4th of JULY EVENTS EXTEND to 5th



Flanagan Bros. Fireworks Company is under investigation this morning after several of last night's explosions got out of control. According to witnesses, the fireworks display was nothing more than two or three Roman candles and various containers filled will gasoline, which were ignited by 2nd Class Wickmaster Paul "Lefty" Flanagan. Several spectators witnessed some of the younger Flanagan family members siphoning gasoline out of nearby cars.

More Bang for Your Buck?
"Hey, every year the crowd wants bigger and better," a senior Flanagan said. "That's what we deliver. This is how they do it in Hollywood, and they pay big bucks for it."

Safety First
Mr. Safety (Richard Templeton), has petitioned Clayville City Council for years to stop the fireworks show.

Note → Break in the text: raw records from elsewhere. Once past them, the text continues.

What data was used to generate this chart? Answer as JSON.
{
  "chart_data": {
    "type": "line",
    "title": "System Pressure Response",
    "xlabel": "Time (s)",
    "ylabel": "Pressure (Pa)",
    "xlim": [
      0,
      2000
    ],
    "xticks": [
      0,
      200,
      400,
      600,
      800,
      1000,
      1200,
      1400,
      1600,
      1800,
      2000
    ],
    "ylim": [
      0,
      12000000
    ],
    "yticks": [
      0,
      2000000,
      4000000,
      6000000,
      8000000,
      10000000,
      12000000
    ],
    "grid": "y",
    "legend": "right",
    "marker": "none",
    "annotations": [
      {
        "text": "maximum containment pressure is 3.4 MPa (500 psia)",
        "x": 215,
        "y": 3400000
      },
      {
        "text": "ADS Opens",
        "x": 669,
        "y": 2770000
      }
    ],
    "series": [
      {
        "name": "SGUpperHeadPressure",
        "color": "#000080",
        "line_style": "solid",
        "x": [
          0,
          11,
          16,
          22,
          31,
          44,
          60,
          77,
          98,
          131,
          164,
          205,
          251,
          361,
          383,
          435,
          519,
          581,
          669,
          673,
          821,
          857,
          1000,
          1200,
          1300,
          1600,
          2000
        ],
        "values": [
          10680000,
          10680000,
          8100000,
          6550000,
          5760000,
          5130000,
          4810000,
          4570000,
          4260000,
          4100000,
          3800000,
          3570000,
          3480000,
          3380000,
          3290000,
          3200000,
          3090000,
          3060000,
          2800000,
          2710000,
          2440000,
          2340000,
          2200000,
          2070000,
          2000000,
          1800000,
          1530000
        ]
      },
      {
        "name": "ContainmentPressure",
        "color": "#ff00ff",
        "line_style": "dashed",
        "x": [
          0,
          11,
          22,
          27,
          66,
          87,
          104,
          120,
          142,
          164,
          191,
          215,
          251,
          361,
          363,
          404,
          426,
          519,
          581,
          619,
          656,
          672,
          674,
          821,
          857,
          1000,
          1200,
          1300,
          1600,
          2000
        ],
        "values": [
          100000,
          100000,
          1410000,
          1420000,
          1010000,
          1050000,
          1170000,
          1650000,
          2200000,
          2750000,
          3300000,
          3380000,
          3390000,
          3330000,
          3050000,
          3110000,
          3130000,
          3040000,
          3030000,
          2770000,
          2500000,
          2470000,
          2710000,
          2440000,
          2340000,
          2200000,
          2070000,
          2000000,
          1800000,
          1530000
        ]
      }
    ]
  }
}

In place of live explosives, Templeton has proposed a slide show with audio accompaniment and narration. "There are more than enough photographs of fireworks floating around this town. I see no need to endanger Clayville citizens and their property with this live-fire exercise that serves no purpose other than to excite the stupid and upset the feeble."

Tuesday, July 3, 2007

AROUND TOWN: Pool Party on the 4th!












The Clayville Citizens for Incontinence Awareness will host an Independence Day party at Clayville Community Pool.

Pool Administrator Bob Alviral welcomes all. "This thing isn't limited to CIA members. What are you waiting for? Come on over and get your feet wet with the gang."